Degree Name

EdD (Doctor of Education)

Program

Educational Leadership

Date of Award

May 1992

Abstract

The purpose of this study was to compare the levels of computer use by school principals in administering their schools. Comparisons were made of the different techniques being employed by school principals as they manage the vast amounts of data that are present in today's educational process. A comprehensive collection of computer applications was identified and school principals were surveyed regarding their use of these applications. A random sample was selected from a population of 1,800 school principals in the state of Tennessee. School principals from 430 public schools and 70 private/parochial schools in Tennessee were surveyed for responses relative to their practices regarding the use of computers in the management of their school. Surveys were mailed in early January, 1992, to those principals who were identified in the sample selection. Surveys were received over a period of several weeks. A return of 71% was obtained.
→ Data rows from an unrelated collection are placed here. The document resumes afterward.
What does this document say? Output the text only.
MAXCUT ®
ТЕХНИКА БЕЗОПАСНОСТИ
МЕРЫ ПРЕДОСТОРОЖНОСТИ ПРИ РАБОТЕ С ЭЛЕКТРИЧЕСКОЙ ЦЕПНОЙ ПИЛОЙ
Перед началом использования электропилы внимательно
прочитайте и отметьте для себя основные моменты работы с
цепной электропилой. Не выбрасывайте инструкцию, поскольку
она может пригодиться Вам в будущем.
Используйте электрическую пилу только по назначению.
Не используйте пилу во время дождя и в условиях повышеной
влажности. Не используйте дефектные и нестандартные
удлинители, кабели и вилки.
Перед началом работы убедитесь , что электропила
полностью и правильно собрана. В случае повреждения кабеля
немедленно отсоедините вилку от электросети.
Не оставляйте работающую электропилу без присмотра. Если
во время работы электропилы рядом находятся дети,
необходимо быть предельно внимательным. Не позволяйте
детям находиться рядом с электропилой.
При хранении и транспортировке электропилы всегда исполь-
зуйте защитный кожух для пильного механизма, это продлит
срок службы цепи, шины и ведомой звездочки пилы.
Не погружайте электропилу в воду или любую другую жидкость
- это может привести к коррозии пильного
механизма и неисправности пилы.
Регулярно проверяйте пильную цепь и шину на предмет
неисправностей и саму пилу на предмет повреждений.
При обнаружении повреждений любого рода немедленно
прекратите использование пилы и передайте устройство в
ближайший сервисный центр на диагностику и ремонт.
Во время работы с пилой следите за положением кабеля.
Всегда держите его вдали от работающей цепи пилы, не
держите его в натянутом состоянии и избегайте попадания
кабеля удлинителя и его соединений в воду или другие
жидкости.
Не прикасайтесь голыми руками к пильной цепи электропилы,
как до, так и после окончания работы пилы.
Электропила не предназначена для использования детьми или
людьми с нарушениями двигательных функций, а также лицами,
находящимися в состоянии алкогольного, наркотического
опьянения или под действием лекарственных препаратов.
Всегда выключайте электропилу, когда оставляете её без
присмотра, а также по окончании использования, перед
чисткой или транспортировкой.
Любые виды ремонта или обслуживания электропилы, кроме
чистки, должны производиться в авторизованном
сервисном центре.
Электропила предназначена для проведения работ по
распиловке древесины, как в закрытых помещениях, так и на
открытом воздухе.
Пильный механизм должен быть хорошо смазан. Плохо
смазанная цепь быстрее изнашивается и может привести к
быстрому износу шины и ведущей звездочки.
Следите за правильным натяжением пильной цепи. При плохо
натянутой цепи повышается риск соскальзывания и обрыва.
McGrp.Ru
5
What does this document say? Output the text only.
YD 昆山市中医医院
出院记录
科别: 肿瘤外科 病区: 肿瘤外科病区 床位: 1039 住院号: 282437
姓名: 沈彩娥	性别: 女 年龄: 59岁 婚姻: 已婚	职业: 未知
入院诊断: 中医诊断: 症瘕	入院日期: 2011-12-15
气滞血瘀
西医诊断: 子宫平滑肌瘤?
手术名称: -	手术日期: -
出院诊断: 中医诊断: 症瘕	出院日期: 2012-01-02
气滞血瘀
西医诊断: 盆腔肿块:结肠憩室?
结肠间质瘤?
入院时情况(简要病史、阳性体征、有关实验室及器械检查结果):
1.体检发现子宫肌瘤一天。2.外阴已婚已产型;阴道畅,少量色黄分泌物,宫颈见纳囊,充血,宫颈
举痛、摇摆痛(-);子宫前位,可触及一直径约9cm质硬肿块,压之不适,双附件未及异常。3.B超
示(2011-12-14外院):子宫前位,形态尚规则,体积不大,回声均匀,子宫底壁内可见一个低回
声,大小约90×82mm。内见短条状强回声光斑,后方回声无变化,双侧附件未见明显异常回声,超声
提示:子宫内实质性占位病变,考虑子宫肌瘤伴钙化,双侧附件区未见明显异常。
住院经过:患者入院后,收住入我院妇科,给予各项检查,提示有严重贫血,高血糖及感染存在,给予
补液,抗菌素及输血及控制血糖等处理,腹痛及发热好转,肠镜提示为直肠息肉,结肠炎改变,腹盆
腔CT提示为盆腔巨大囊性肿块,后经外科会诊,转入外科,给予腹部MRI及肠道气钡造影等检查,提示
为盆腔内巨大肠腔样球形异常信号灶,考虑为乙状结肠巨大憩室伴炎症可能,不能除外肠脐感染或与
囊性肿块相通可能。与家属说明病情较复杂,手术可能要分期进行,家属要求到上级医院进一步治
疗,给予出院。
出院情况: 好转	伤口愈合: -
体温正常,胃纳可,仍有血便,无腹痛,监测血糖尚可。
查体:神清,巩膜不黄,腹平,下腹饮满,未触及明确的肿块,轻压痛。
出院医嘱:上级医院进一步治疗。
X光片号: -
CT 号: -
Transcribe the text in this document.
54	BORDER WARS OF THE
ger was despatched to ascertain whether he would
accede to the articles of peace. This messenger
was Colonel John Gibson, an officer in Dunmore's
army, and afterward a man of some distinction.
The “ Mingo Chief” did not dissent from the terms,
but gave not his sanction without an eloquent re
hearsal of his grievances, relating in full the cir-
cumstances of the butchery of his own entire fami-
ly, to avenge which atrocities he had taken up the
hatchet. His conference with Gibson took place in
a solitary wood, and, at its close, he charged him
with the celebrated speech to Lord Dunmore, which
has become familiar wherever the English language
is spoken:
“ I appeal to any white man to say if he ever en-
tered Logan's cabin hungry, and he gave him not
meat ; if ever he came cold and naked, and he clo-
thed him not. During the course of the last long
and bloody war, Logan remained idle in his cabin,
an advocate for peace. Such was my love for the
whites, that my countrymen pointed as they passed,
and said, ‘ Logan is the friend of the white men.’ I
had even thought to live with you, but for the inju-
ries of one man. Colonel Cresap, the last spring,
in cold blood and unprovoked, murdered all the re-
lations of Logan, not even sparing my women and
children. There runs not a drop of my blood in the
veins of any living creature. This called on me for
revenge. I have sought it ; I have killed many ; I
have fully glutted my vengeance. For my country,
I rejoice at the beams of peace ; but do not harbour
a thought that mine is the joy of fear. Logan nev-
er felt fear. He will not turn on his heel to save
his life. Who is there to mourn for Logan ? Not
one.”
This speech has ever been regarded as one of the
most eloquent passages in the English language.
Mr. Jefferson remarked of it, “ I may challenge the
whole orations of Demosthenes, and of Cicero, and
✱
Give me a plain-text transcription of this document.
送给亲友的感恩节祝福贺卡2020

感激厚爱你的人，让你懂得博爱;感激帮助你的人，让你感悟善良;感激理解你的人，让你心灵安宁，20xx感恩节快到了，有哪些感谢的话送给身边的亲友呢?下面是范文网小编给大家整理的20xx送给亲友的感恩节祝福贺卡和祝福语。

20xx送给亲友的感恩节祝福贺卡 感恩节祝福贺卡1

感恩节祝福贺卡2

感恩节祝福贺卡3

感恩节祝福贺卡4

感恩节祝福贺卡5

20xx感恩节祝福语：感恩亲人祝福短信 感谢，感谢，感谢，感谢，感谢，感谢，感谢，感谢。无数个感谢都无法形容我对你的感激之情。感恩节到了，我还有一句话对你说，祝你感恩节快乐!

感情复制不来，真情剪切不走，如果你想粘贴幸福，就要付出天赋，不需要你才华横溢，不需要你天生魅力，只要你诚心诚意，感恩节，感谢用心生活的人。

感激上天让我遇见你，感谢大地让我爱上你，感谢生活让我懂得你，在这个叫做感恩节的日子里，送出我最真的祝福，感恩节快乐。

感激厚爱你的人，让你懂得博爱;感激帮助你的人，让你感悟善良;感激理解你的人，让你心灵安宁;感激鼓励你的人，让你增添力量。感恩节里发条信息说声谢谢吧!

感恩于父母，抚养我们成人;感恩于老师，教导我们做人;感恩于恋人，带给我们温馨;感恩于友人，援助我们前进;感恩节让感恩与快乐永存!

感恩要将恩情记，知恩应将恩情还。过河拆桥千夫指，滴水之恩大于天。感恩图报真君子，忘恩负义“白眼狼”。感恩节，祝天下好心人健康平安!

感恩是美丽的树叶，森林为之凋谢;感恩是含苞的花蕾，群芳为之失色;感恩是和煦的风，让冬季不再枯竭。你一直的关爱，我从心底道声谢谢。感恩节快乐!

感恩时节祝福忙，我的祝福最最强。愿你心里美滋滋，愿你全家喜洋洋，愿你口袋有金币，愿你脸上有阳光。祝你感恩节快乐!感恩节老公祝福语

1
Findings include the determination that schools have computers specifically for the purpose of completing administrative tasks. Principals and office staffs are using administrative computers to improve their management of school data. The primary areas identified as being preformed by school principals were attendance, management of student data, wordprocessing, grade reporting, and transportation. Principals indicated that the major avenues for computer training is through seminars and workshops. The major conclusions included the need for additional computer training in principal preparation curricula, exposure to innovative uses of computers to enhance the administrative function.